The “rationality” assumption in economics is a long debated. There is simply no way I can cover everything, but I’ll try to keep things short and sweet. When most people criticize the “rationality” assumption in economics, they are usually criticizing Paul Samuelson’s axioms of revealed preference:
Completeness: When given two combinations of goods A and B, a consumer can decide which one he prefers. So A > B, B > A, or A = B (he can get the same degree of satisfaction from both combinations, in which case he is indifferent).
Transitivity: If A is preferred to B, and B is preferred to C, then A is preferred to C.
Non-satiation: More is always preferred to less
Convexity: The marginal utility a consumer receives from each commodity falls with additional units consumed.

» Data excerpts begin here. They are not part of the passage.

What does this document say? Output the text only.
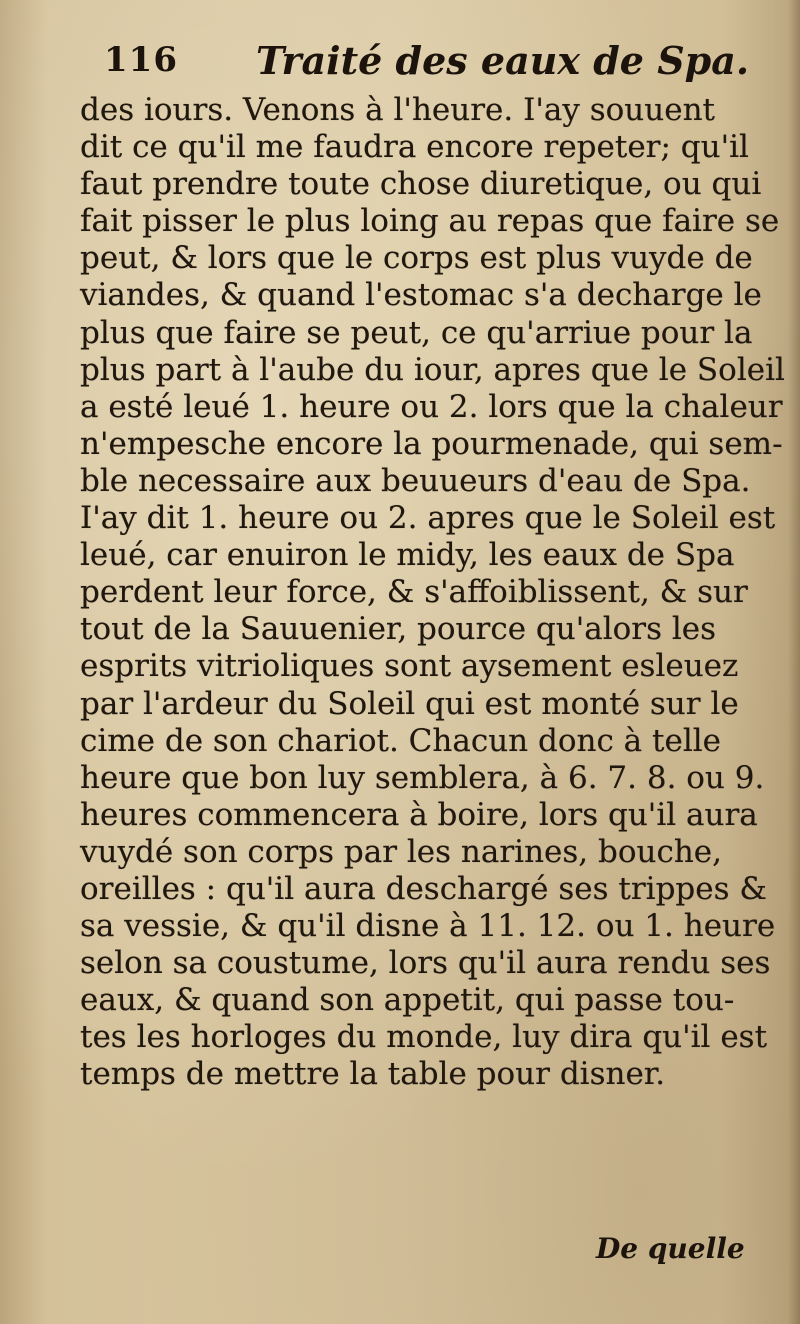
116 Traité des eaux de Spa.
des iours. Venons à l'heure. I'ay souuent
dit ce qu'il me faudra encore repeter; qu'il
faut prendre toute chose diuretique, ou qui
fait pisser le plus loing au repas que faire se
peut, & lors que le corps est plus vuyde de
viandes, & quand l'estomac s'a decharge le
plus que faire se peut, ce qu'arriue pour la
plus part à l'aube du iour, apres que le Soleil
a esté leué 1. heure ou 2. lors que la chaleur
n'empesche encore la pourmenade, qui sem-
ble necessaire aux beuueurs d'eau de Spa.
I'ay dit 1. heure ou 2. apres que le Soleil est
leué, car enuiron le midy, les eaux de Spa
perdent leur force, & s'affoiblissent, & sur
tout de la Sauuenier, pource qu'alors les
esprits vitrioliques sont aysement esleuez
par l'ardeur du Soleil qui est monté sur le
cime de son chariot. Chacun donc à telle
heure que bon luy semblera, à 6. 7. 8. ou 9.
heures commencera à boire, lors qu'il aura
vuydé son corps par les narines, bouche,
oreilles : qu'il aura deschargé ses trippes &
sa vessie, & qu'il disne à 11. 12. ou 1. heure
selon sa coustume, lors qu'il aura rendu ses
eaux, & quand son appetit, qui passe tou-
tes les horloges du monde, luy dira qu'il est
temps de mettre la table pour disner.
De quelle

This is what you usually see in undergraduate economics textbooks. However, after years of theoretical work, economists adopted a much weaker version of Samuelson’s axioms during the 1960s. There was little restriction on preference ordering with the exception of transitivity, convexity, and what is known as monotonicity. However, it was also agreed upon that in certain contexts, even these restrictions could be violated and eventually rationality was reduced to consistency conditions. As Gary Becker puts it, “their behavior is forward-looking, and it is also assumed to be consistent over time.” That’s rationality in a nutshell and I’m assuming it’s the definition that Lilico is using.
Now look at what Lilico writes in the first paragraph. Any behavior that seems to violate the rationality assumption in economics can’t possibly prove that people sometimes act irrational. Why? Because we can just frame that behavior as rational behavior! So this argument bypasses the many critiques of rationality in economics. The work of George Shackle, Herbert Simon, and the many empirical studies that have critiqued the assumption of rationality, all of this is thrown out the window.
Well on a not so close inspection, this argument has serious problems, especially when he goes on to claim that, “irrationality and other heterodoxy is usually little better than an all-encompassing conspiracy theory, explaining everything and thus nothing.” Based on the claim of his first paragraph, any critique or experiment that suggests non-maximizing behavior can be dismissed by changing the assumptions on what is being maximized. The maximizer could always be maximizing something else. And according to Lilico, there is no way to prove otherwise. In other words, this characterization of rationality is unfalsifiable. Any assumption that is consistent with everything describes absolutely nothing and that’s my main issue with the rationality assumption in economics. It’s not that it explains too little, but rather it explains too much, rendering it pretty much useless.